We found that AEs were the most common reason for discontinuation within the first 6 months, while lack of efficacy was the most frequently reported reason for the first year overall. One hundred and twenty-eight patients (34 PsA and 94 RA) discontinued MTX due to AEs in the first 6 months. Over the next 6 months the corresponding number of patients was 39 (8 PsA and 31 RA). Even though about 6% of patients were not eligible for 1-year follow-up, these data indicate that AEs leading to treatment termination seem to occur more frequently during the first months of treatment with MTX. It is a common belief that liver enzyme elevations during MTX use are more frequent in PsA than in RA, but few studies have formally addressed this issue.30 31 We found a slightly increased incidence of liver enzyme elevations in patients with PsA compared to patients with RA. However, this well known AE was reported in a small percentage of patients in both groups, which could be partly due to the short follow-up time for many of the patients and relatively moderate doses of MTX. General underreporting of AEs is another possible reason. There was no fixed scheme for measuring liver enzymes in this study, but common monitoring practice in Norway has been every other week for the first 3 months and then monthly controls.32
In summary, we found that MTX therapy was associated with improvement in disease activity and health-related quality of life in patients with PsA after 6 months of therapy. Importantly, the rates of drug termination and the reasons for it during the first 2 years were similar in PsA and RA. With the lack of good RCTs, these data support the notion that MTX is an effective treatment in PsA, but more evidence is needed to establish the role of MTX in PsA in the new era of biological therapies.

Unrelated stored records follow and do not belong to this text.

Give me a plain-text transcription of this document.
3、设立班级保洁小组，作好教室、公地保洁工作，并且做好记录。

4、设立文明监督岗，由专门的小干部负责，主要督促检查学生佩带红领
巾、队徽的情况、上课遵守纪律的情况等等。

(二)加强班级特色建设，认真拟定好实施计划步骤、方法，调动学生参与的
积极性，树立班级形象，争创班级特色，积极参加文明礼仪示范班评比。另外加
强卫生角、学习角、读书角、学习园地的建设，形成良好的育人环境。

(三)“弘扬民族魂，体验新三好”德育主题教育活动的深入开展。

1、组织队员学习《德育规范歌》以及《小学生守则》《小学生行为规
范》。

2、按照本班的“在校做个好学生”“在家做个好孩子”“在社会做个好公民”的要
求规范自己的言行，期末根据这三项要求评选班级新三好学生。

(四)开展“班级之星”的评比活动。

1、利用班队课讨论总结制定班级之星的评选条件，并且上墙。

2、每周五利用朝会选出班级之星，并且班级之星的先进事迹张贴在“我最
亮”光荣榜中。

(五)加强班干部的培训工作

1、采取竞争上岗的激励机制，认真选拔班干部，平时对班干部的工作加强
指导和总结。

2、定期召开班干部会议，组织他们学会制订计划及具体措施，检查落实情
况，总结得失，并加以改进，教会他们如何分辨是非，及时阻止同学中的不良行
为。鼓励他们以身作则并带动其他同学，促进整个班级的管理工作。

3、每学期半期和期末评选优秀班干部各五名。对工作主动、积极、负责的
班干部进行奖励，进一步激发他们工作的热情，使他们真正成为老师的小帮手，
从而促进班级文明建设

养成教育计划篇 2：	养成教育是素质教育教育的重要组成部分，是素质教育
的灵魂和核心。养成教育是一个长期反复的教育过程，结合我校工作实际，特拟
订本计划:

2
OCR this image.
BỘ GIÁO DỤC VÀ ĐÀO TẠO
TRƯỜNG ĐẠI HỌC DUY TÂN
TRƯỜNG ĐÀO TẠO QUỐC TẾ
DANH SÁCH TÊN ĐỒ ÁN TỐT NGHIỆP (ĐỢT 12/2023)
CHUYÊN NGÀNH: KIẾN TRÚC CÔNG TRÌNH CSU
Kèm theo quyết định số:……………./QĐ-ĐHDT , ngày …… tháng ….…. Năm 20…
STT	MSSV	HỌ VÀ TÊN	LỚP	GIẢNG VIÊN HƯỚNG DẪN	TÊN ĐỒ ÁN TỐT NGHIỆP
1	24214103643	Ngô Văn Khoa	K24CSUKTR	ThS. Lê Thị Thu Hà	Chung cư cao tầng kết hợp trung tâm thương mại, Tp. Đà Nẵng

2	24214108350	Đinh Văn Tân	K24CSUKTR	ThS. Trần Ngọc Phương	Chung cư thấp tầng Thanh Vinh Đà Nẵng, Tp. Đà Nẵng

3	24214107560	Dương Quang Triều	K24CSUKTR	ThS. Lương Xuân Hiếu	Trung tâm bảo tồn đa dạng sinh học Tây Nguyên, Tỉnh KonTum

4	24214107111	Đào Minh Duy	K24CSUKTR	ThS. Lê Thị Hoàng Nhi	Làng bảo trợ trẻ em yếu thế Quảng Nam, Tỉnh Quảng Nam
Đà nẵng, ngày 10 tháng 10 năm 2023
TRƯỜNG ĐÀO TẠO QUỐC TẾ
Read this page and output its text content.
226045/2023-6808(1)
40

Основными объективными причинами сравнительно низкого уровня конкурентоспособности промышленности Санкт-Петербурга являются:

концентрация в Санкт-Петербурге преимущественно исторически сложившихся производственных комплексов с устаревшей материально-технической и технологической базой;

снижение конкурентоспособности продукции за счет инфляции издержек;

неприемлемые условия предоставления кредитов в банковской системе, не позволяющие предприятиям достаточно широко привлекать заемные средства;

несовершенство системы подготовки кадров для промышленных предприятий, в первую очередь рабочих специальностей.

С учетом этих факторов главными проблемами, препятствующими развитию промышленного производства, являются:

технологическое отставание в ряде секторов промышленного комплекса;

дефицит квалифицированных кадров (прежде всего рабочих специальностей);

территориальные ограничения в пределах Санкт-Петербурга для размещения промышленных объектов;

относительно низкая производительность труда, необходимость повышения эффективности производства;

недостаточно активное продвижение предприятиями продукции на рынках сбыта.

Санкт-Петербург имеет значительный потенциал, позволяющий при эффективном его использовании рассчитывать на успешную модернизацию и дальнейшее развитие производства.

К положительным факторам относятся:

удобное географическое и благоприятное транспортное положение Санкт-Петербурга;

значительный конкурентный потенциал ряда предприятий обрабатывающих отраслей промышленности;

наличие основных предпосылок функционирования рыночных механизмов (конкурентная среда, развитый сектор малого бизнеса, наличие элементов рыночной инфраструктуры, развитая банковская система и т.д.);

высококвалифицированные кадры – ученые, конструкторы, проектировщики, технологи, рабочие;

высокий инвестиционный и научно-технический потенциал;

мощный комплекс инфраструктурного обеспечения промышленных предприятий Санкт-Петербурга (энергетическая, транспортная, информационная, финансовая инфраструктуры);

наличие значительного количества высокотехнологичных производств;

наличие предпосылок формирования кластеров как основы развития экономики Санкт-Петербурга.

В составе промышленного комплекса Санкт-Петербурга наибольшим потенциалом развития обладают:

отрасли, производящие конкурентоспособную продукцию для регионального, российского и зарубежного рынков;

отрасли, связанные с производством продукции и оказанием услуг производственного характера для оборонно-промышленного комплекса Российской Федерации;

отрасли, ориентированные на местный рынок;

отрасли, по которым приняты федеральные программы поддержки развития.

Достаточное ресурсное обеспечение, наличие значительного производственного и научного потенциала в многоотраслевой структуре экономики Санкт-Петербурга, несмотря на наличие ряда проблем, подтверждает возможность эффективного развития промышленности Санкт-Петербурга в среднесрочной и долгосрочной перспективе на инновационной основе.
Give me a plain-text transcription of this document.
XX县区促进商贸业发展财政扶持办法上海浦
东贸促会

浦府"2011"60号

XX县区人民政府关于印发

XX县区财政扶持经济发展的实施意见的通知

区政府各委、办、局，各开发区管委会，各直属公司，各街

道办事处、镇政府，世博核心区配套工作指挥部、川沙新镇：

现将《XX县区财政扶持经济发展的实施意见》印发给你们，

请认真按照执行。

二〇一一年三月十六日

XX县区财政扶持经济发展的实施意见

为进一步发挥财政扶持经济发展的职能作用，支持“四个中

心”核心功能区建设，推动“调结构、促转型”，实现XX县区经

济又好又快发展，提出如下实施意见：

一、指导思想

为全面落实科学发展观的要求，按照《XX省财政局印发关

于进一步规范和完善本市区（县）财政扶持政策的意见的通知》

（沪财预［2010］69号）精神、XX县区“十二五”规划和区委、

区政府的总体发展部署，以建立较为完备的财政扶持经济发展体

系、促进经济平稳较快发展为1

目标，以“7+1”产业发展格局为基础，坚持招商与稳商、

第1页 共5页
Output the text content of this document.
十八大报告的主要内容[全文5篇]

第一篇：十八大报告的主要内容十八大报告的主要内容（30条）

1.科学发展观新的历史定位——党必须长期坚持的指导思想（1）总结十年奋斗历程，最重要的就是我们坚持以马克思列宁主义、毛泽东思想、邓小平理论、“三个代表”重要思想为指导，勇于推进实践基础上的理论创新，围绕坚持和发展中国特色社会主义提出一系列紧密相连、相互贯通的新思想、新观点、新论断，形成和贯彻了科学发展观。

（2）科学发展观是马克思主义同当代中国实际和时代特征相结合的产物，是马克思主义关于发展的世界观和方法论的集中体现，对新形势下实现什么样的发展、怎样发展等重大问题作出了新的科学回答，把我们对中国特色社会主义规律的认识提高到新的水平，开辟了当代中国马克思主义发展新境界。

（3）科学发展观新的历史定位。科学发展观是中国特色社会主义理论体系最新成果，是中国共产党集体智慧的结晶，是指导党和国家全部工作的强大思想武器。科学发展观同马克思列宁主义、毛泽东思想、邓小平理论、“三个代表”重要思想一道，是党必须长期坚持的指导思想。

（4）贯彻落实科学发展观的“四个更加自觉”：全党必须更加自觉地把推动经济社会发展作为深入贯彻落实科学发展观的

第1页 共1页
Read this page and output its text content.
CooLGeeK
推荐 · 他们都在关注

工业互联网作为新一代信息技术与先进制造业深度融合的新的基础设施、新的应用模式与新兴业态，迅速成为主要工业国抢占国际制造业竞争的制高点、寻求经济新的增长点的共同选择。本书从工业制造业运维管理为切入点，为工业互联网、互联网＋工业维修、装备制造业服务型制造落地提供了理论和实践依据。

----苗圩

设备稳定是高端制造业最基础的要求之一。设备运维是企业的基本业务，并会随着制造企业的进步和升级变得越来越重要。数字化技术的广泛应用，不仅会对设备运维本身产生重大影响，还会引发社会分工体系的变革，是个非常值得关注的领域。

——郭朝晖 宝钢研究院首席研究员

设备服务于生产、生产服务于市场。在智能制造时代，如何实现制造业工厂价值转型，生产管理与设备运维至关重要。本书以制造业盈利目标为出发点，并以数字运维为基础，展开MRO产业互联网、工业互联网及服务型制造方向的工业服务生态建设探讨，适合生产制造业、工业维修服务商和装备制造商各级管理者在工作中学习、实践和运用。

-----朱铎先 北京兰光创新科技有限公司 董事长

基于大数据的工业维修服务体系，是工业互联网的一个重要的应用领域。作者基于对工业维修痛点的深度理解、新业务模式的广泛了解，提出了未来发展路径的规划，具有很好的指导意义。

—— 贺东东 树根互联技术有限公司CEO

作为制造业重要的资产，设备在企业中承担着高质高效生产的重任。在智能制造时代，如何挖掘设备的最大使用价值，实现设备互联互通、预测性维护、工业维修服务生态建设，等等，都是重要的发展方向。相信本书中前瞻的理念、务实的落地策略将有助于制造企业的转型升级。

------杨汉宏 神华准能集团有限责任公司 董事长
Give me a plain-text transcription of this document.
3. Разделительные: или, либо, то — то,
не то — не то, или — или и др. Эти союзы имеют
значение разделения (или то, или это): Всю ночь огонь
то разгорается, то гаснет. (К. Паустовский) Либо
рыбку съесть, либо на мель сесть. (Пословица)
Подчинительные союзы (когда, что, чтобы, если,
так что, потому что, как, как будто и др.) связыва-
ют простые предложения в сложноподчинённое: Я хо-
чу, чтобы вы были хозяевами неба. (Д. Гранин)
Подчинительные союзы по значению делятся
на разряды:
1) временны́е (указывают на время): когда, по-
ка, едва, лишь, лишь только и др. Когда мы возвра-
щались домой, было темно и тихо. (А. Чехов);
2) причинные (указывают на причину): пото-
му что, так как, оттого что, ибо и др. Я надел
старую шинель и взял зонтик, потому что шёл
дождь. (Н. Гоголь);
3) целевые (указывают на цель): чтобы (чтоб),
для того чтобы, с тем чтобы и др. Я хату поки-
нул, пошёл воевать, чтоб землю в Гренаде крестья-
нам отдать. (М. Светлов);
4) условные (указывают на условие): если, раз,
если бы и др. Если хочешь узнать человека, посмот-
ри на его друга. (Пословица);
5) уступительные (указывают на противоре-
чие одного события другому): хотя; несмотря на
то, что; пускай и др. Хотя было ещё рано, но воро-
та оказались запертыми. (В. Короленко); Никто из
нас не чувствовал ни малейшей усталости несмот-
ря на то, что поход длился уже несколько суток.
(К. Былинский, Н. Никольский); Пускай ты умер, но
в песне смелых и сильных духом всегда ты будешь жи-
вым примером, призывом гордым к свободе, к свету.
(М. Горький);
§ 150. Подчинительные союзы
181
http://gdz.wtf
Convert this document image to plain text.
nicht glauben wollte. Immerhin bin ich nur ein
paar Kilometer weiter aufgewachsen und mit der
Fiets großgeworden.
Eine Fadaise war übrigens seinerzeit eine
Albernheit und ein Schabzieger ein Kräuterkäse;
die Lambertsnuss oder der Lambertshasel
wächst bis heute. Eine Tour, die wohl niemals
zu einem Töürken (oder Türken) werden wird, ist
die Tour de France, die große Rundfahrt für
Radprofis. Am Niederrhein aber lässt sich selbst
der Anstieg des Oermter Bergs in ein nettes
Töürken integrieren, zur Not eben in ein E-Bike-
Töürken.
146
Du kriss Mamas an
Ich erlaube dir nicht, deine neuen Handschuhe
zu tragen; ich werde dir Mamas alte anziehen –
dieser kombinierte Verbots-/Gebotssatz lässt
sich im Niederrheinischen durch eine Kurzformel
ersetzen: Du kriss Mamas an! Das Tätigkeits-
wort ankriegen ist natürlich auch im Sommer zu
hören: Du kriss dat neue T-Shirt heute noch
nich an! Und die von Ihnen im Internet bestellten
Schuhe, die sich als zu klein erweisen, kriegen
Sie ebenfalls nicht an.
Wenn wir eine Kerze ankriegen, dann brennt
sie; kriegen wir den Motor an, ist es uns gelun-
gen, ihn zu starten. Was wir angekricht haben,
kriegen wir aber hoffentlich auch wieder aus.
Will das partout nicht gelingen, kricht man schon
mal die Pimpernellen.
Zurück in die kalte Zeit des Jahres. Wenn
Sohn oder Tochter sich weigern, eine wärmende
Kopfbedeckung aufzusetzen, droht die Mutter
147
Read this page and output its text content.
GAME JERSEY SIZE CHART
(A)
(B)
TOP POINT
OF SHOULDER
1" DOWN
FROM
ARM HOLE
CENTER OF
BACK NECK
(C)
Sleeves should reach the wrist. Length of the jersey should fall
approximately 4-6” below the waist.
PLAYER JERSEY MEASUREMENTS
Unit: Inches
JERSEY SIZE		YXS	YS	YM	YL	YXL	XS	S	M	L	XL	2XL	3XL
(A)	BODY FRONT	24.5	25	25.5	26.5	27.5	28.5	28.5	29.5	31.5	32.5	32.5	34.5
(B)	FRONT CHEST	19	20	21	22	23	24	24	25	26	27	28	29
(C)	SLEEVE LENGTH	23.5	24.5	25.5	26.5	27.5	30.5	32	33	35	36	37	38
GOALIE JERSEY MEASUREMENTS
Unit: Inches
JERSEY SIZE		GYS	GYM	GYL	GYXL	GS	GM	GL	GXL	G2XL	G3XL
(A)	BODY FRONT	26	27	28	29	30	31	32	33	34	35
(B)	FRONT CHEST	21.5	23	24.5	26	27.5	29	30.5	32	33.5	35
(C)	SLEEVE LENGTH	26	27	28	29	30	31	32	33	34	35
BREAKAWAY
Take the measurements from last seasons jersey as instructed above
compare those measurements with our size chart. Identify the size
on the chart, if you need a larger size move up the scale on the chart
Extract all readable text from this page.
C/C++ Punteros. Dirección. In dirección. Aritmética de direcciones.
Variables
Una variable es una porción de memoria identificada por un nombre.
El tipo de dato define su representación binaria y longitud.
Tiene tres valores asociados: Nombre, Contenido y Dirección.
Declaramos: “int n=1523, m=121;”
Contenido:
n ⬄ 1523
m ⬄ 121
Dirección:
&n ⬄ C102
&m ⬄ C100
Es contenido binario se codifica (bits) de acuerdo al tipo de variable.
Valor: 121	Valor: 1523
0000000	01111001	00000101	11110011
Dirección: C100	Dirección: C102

Funding Supported by Eastern Norway Regional Health Authority. The Norwegian Disease-Modifying Antirheumatic Drug study has received unrestricted grant support from Abbott, Amgen, Wyeth, Aventis, MSD, Schering-Plough/Centocor, BristolMyers Squibb, Roche and the Norwegian Directorate for Health and Social Affairs.
Competing interests Hans Bijlsma was the Handling Editor for this article.
Patient consent Obtained.
Ethics approval Patients gave written informed consent before participation. The study was approved by the regional ethical committee and by the Data Inspectorate.
Provenance and peer review Not commissioned; externally peer reviewed.